In der 45. Spielminute machte Freihöfer von Linksaußen den ersten Fünf-Tore-Vorsprung klar. Unterkante Latte und drin das Ding galt dann für Matthes Langhoff, der diese Bilanz wiederherstellte. Während Lichtlein nach fragwürdiger Entscheidung zwei Minuten auf der Bank Platz nehmen musste, kam der ungarische Rekordmeister bis auf zwei Treffer heran. Zum Abschluss der Partie drehte der Welthandballer Gidsel, der erneut zur Wahl steht, vor allem aber noch einmal auf. Nichtsdestotrotz kam Veszprém wieder zum Gleichstand, Casper Marguc traf eine halbe Minute vor der Schlusssirene vom Strich aus.
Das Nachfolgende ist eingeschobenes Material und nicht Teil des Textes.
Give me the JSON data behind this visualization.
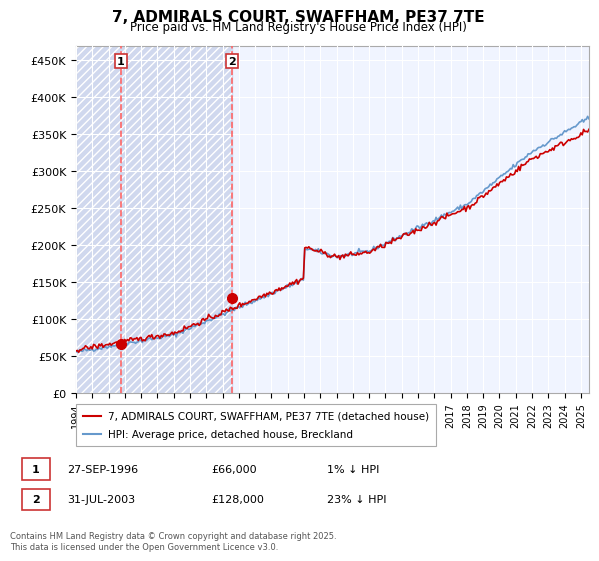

Das letzte Wort hatte aber der beste Werfer der Füchse: Tim Freihöfer beendete den finalen Angriff mit seinem Abschluss zum 33:32-Endstand.
Trainer Jaron Siewert: „Wir sind unglaublich glücklich und zufrieden mit unserer Leistung. Es ist nie einfach, in Veszprém zu spielen und zu gewinnen. Für uns als Team und Verein ist es ein historischer Moment. Wir haben in der ersten Halbzeit sehr gut gespielt, hatten alles unter Kontrolle. Bis zur Halbzeit hat Veszprém aber noch einmal Gas gegeben und ausgeglichen. Wie wir die zweite Hälfte gestartet haben, war super. Wir haben Druck gemacht, auch wenn wir Probleme hatten, das Sieben-gegen-Sechs zu verteidigen. Wir haben die Köpfe nicht hängen lassen und bis zum Ende gekämpft. Am Ende war es so knapp wie beim Hinspiel in Berlin, aber diesmal haben wir gewonnen.“
Kreisläufer Mijajlo Marsenic: „Wir sind extrem happy und stolz darauf, wie wir heute gespielt haben. In Veszprém zu gewinnen, ist unglaublich schwierig. Wie wir heute gespielt haben, war überragend. Ich denke, wir haben den Sieg verdient. Es war ein Privileg, vor diesen Zuschauern zu spielen. Wenn wir spielen wie heute, habe ich vor keinem Gegner Angst, egal ob wir in den Playoffs spielen oder nicht.“
One Veszprém HC: Corrales Rodal (5 Paraden), Jensen; Grahovac, Descat (2), Sandell, Elisson (2), Ligetvári, Marguc (5), Cindric (3), Remili (3), Pálmarsson (4), Pechmalbec (4), Vailupau (2), Casado Marcelo (3), Fabregas (2), Kosorotov (2).
Füchse Berlin: Ludiwg, Milosavljev (10 Paraden); Wiede (1), Darj, Prantner, Štrlek, Andersson (8), Lichtlein, Gidsel (5), Freihöfer (9), Pichiri, Langhoff (1), Beneke, Herburger, av Teigum (2), Marsenic (7).